Attraverso il supporto teorico delle prospettive neoaristoteliche di MacIntyre e della stessa Arendt,
Maletta può quindi ricondurre la prospettiva soggettiva al senso peculiare della responsabilità offerto
da un’etica della “prima persona” e dal recupero della categoria di virtù in senso classico. D’altronde,
la figura del “giusto”, nelle sue prerogative impolitiche e pre-politiche, sembra in grado di fornire quel
fondamento normativo non formale, ricercato da Honneth, il quale garantisce l’essere della politica e
l’irruzione dell’umano alla luce dello spazio pubblico.

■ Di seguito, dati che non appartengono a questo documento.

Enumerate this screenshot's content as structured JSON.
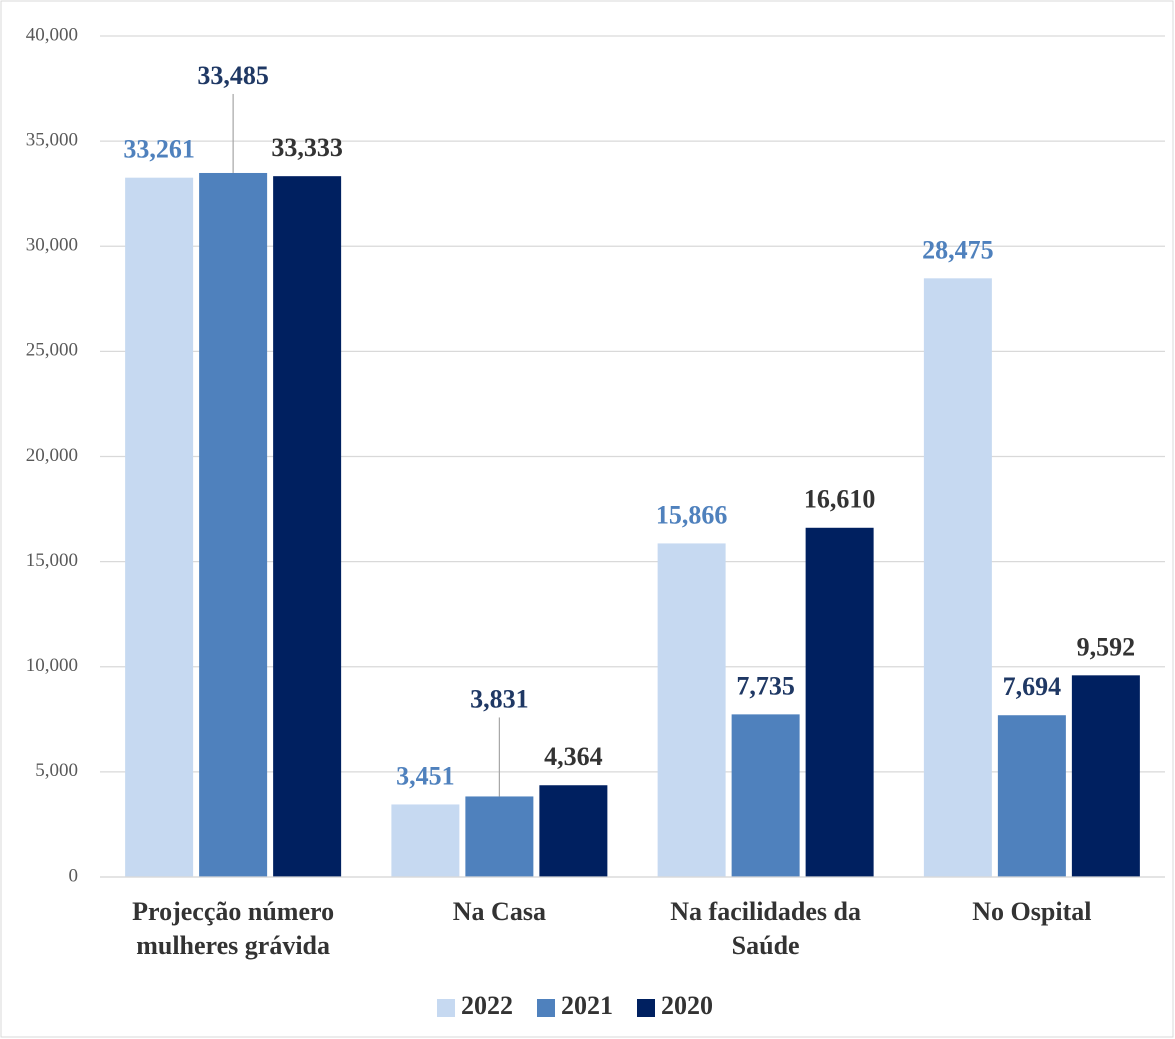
{
  "chart_data": {
    "type": "bar",
    "categories": [
      "Projecção número mulheres grávida",
      "Na Casa",
      "Na facilidades da Saúde",
      "No Ospital"
    ],
    "series": [
      {
        "name": "2022",
        "color": "#c6d9f1",
        "label_color": "#4f81bd",
        "values": [
          33261,
          3451,
          15866,
          28475
        ],
        "value_labels": [
          "33,261",
          "3,451",
          "15,866",
          "28,475"
        ]
      },
      {
        "name": "2021",
        "color": "#4f81bd",
        "label_color": "#1f3864",
        "values": [
          33485,
          3831,
          7735,
          7694
        ],
        "value_labels": [
          "33,485",
          "3,831",
          "7,735",
          "7,694"
        ]
      },
      {
        "name": "2020",
        "color": "#002060",
        "label_color": "#333333",
        "values": [
          33333,
          4364,
          16610,
          9592
        ],
        "value_labels": [
          "33,333",
          "4,364",
          "16,610",
          "9,592"
        ]
      }
    ],
    "ylim": [
      0,
      40000
    ],
    "yticks": [
      0,
      {
        "value": 5000,
        "label": "5,000"
      },
      {
        "value": 10000,
        "label": "10,000"
      },
      {
        "value": 15000,
        "label": "15,000"
      },
      {
        "value": 20000,
        "label": "20,000"
      },
      {
        "value": 25000,
        "label": "25,000"
      },
      {
        "value": 30000,
        "label": "30,000"
      },
      {
        "value": 35000,
        "label": "35,000"
      },
      {
        "value": 40000,
        "label": "40,000"
      }
    ],
    "grid": true,
    "legend": "bottom"
  }
}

In definitiva, il contributo più interessante di
questo saggio è quello di restituire, attraverso una riflessione su esperienze rappresentative del “giusto
della politica”, il significato intimo di quelle categorie antropologiche che formano propriamente
l’individuo prima del suo ingresso nella sfera del politico. In questo senso, il soggetto dissidente può
reclamare l’esperienza storica di un assoluto che eccede qualsiasi modello “avalutativo” delle scienze
sociali, rendendo così evidente come il male politico, l’allontanamento della politica e dalle virtù
civiche, sia dovuto alla schizofrenia di un individuo e di una società ai quali è stato chiesto di separare
l’esistenza e l’agire morale dalla politica.